During the war, my great grandfather Arthur Baynes was a Lance Corporal with the Royal Engineers Regiment, fighting in the trenches near Ypres. Arthur was near the town's cathederal when it was hit by a shell. The next day he walked into it and found the wrecked organ's ivory and ebony keys scattered about. Being a practical chap, though apparently not a terribly God-fearing one, he collected the keys and some fragments of the oak confessional box. A cabinet maker by trade, he used a penknife to carve the wood into a trinket box for his wife and inlaid it with some of the ebony and ivory. He took the rest of his war spoils home and used to beautify tables and other furniture. My aunt now has the trinket box.
My great grandfather, Arthur Baynes. They say he was a bit of a devil.
So when Lauren and I went to Ypres, I was pretty keen to track down the place my ancestor pillaged. Trouble was, I mistook the cathederal for the town hall, so we ended up at another church. As this one had also been destroyed during the war and in any case, we are not exactly sure if it really was the cathederal that curious Arthur had pillaged, we grabbed a snap of it.
Then, as we hurried off to a chocolate shop, I realised where the cathederal was, and took a slight detour.
Imagine walking into this after it had been shelled.

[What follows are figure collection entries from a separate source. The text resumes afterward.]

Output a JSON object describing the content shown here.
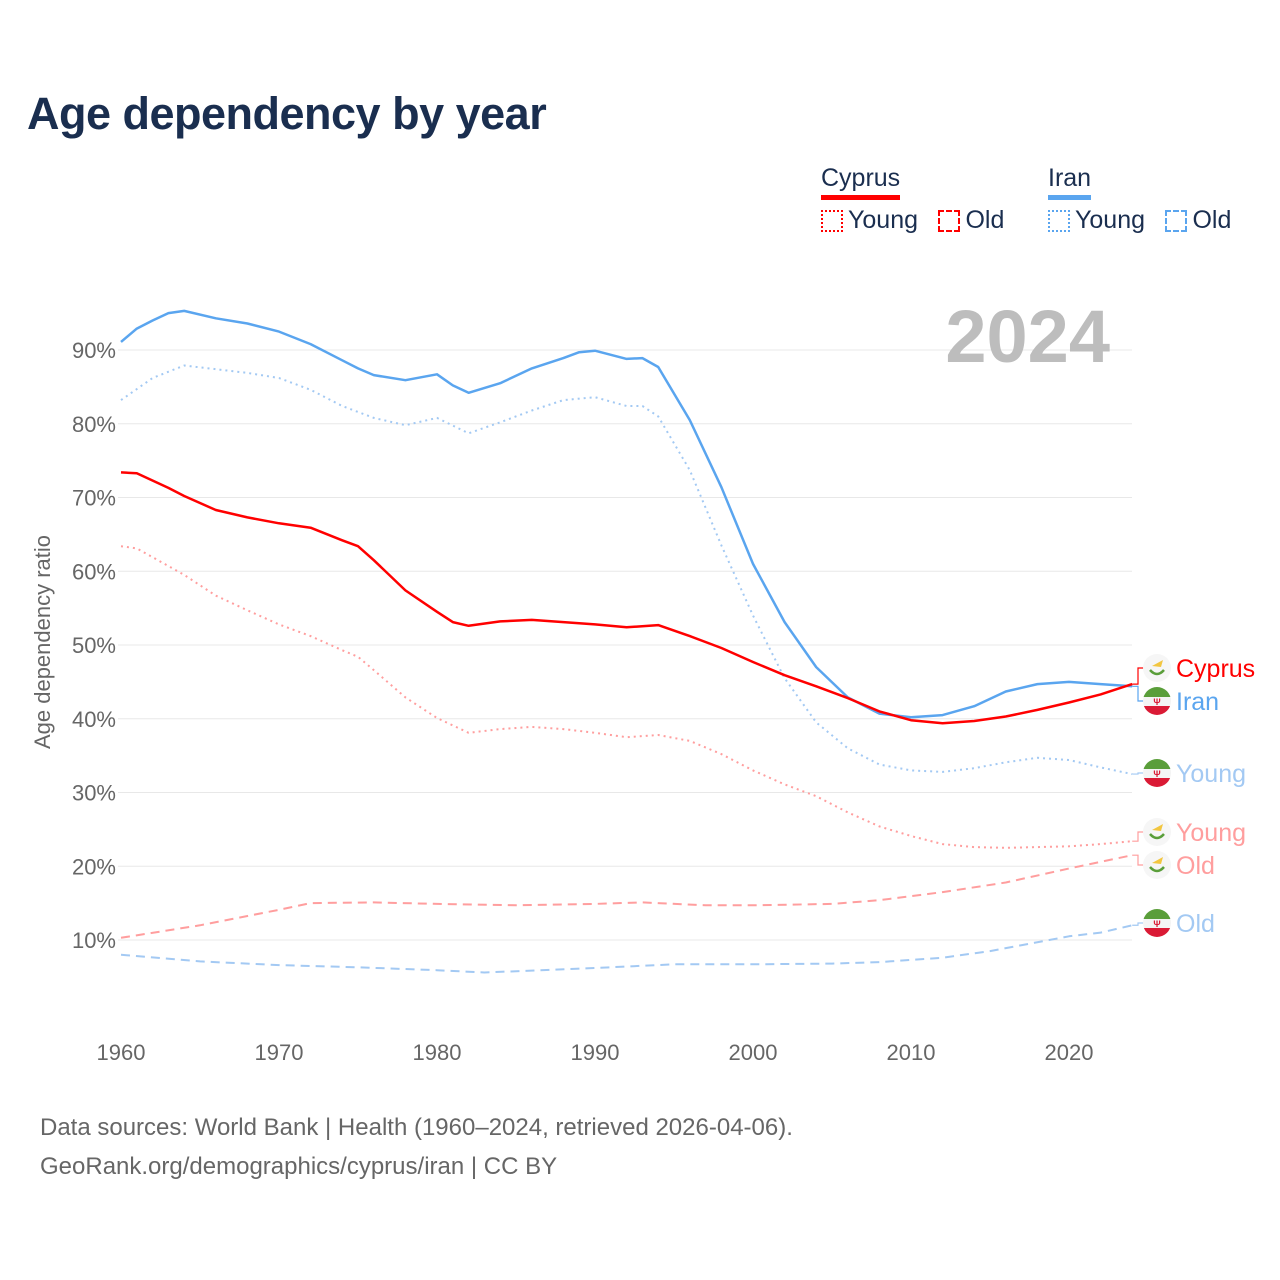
{
  "title": "Age dependency by year",
  "legend": {
    "cyprus": {
      "label": "Cyprus",
      "young": "Young",
      "old": "Old",
      "color": "#ff0000"
    },
    "iran": {
      "label": "Iran",
      "young": "Young",
      "old": "Old",
      "color": "#5aa5ef"
    }
  },
  "sources": {
    "line1": "Data sources: World Bank | Health (1960–2024, retrieved 2026-04-06).",
    "line2": "GeoRank.org/demographics/cyprus/iran | CC BY"
  },
  "chart_data": {
    "type": "line",
    "title": "Age dependency by year",
    "year_watermark": "2024",
    "xlabel": "",
    "ylabel": "Age dependency ratio",
    "xlim": [
      1960,
      2024
    ],
    "ylim": [
      0,
      95
    ],
    "x_ticks": [
      "1960",
      "1970",
      "1980",
      "1990",
      "2000",
      "2010",
      "2020"
    ],
    "y_ticks": [
      "10%",
      "20%",
      "30%",
      "40%",
      "50%",
      "60%",
      "70%",
      "80%",
      "90%"
    ],
    "grid": true,
    "series": [
      {
        "name": "Iran",
        "end_label": "Iran",
        "country": "iran",
        "style": "solid",
        "color": "#5aa5ef",
        "x": [
          1960,
          1961,
          1962,
          1963,
          1964,
          1966,
          1968,
          1970,
          1972,
          1974,
          1975,
          1976,
          1978,
          1980,
          1981,
          1982,
          1984,
          1986,
          1988,
          1989,
          1990,
          1992,
          1993,
          1994,
          1996,
          1998,
          2000,
          2002,
          2004,
          2006,
          2008,
          2010,
          2012,
          2014,
          2016,
          2018,
          2020,
          2022,
          2024
        ],
        "y": [
          91.1,
          92.9,
          94,
          95,
          95.3,
          94.3,
          93.6,
          92.5,
          90.8,
          88.6,
          87.5,
          86.6,
          85.9,
          86.7,
          85.2,
          84.2,
          85.5,
          87.5,
          88.9,
          89.7,
          89.9,
          88.8,
          88.9,
          87.7,
          80.5,
          71.4,
          61,
          53.1,
          47,
          42.9,
          40.7,
          40.2,
          40.5,
          41.7,
          43.7,
          44.7,
          45,
          44.7,
          44.4
        ]
      },
      {
        "name": "Iran Young",
        "end_label": "Young",
        "country": "iran",
        "style": "dotted",
        "color": "#a3c9f3",
        "x": [
          1960,
          1962,
          1964,
          1966,
          1968,
          1970,
          1972,
          1974,
          1976,
          1978,
          1980,
          1982,
          1984,
          1986,
          1988,
          1990,
          1992,
          1993,
          1994,
          1996,
          1998,
          2000,
          2002,
          2004,
          2006,
          2008,
          2010,
          2012,
          2014,
          2016,
          2018,
          2020,
          2022,
          2024
        ],
        "y": [
          83.2,
          86.2,
          87.9,
          87.4,
          86.9,
          86.2,
          84.6,
          82.4,
          80.8,
          79.8,
          80.8,
          78.7,
          80.2,
          81.8,
          83.2,
          83.6,
          82.4,
          82.4,
          81,
          73.7,
          63.5,
          54,
          45.5,
          39.5,
          36,
          33.8,
          33,
          32.8,
          33.3,
          34.1,
          34.7,
          34.4,
          33.4,
          32.5
        ]
      },
      {
        "name": "Iran Old",
        "end_label": "Old",
        "country": "iran",
        "style": "dashed",
        "color": "#a3c9f3",
        "x": [
          1960,
          1965,
          1970,
          1975,
          1980,
          1983,
          1990,
          1995,
          2000,
          2005,
          2008,
          2012,
          2015,
          2020,
          2022,
          2024
        ],
        "y": [
          8,
          7.1,
          6.6,
          6.3,
          5.9,
          5.6,
          6.2,
          6.7,
          6.7,
          6.8,
          7,
          7.6,
          8.5,
          10.5,
          11,
          12
        ]
      },
      {
        "name": "Cyprus",
        "end_label": "Cyprus",
        "country": "cyprus",
        "style": "solid",
        "color": "#ff0000",
        "x": [
          1960,
          1961,
          1963,
          1964,
          1966,
          1968,
          1970,
          1972,
          1974,
          1975,
          1976,
          1978,
          1980,
          1981,
          1982,
          1984,
          1986,
          1988,
          1990,
          1992,
          1994,
          1996,
          1998,
          2000,
          2002,
          2004,
          2006,
          2008,
          2010,
          2012,
          2014,
          2016,
          2018,
          2020,
          2022,
          2024
        ],
        "y": [
          73.4,
          73.3,
          71.3,
          70.2,
          68.3,
          67.3,
          66.5,
          65.9,
          64.2,
          63.4,
          61.5,
          57.4,
          54.5,
          53.1,
          52.6,
          53.2,
          53.4,
          53.1,
          52.8,
          52.4,
          52.7,
          51.2,
          49.6,
          47.7,
          45.9,
          44.4,
          42.8,
          41,
          39.8,
          39.4,
          39.7,
          40.3,
          41.2,
          42.2,
          43.3,
          44.7
        ]
      },
      {
        "name": "Cyprus Young",
        "end_label": "Young",
        "country": "cyprus",
        "style": "dotted",
        "color": "#ff9e9e",
        "x": [
          1960,
          1961,
          1962,
          1964,
          1966,
          1968,
          1970,
          1972,
          1974,
          1975,
          1976,
          1978,
          1980,
          1982,
          1984,
          1986,
          1988,
          1990,
          1992,
          1994,
          1996,
          1998,
          2000,
          2002,
          2004,
          2006,
          2008,
          2010,
          2012,
          2014,
          2016,
          2018,
          2020,
          2022,
          2024
        ],
        "y": [
          63.4,
          63.1,
          61.9,
          59.5,
          56.7,
          54.7,
          52.8,
          51.2,
          49.3,
          48.4,
          46.6,
          42.9,
          40.1,
          38.1,
          38.6,
          38.9,
          38.6,
          38.1,
          37.5,
          37.8,
          37,
          35.2,
          33,
          31.1,
          29.5,
          27.3,
          25.4,
          24.1,
          23,
          22.6,
          22.5,
          22.6,
          22.7,
          23,
          23.4
        ]
      },
      {
        "name": "Cyprus Old",
        "end_label": "Old",
        "country": "cyprus",
        "style": "dashed",
        "color": "#ff9e9e",
        "x": [
          1960,
          1965,
          1970,
          1972,
          1976,
          1980,
          1985,
          1990,
          1993,
          1997,
          2000,
          2005,
          2008,
          2012,
          2016,
          2020,
          2024
        ],
        "y": [
          10.3,
          12,
          14.1,
          15,
          15.1,
          14.9,
          14.7,
          14.9,
          15.1,
          14.7,
          14.7,
          14.9,
          15.4,
          16.5,
          17.8,
          19.7,
          21.5
        ]
      }
    ]
  }
}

The land around Ypres is much like it was before WW1; low hills covered in fields and patches of trees. It's a pretty place and, like Gallipoli, is strange to think that this was the scene of some of the bloodiest fighting ever. We got an idea of what it would have looked like at an excellent museum, which was crammed with photographs, slides, uniforms and the various shells, weapons, helmets and other paraphenalia the locals had dug up over the years. They had also kept a section of trench-crossed, shell-cratered battlefield intact.

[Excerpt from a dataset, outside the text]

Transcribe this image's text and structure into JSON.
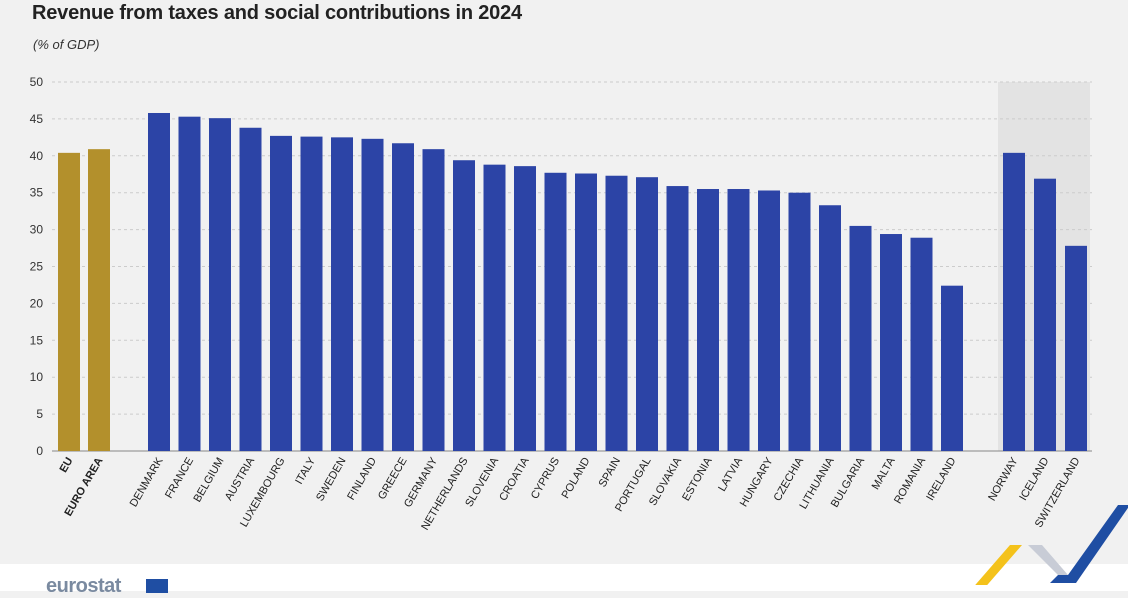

There were four major battles here during the war. In just the third battle, which is also known as Passchendale, about half a million men were killed. Half a million.
Among the dead were 3,596 New Zealanders - making Passchendale the deadliest battle in our history. Many of them are buried at Tyne Cot Cemetary, the largest Commonwealth war graveyard. Tyne Cot also contains the Memorial to the Missing - the soldiers whose bodies were lost in the mud. There are nearly 35,000 names on it, 1,176 of them New Zealanders.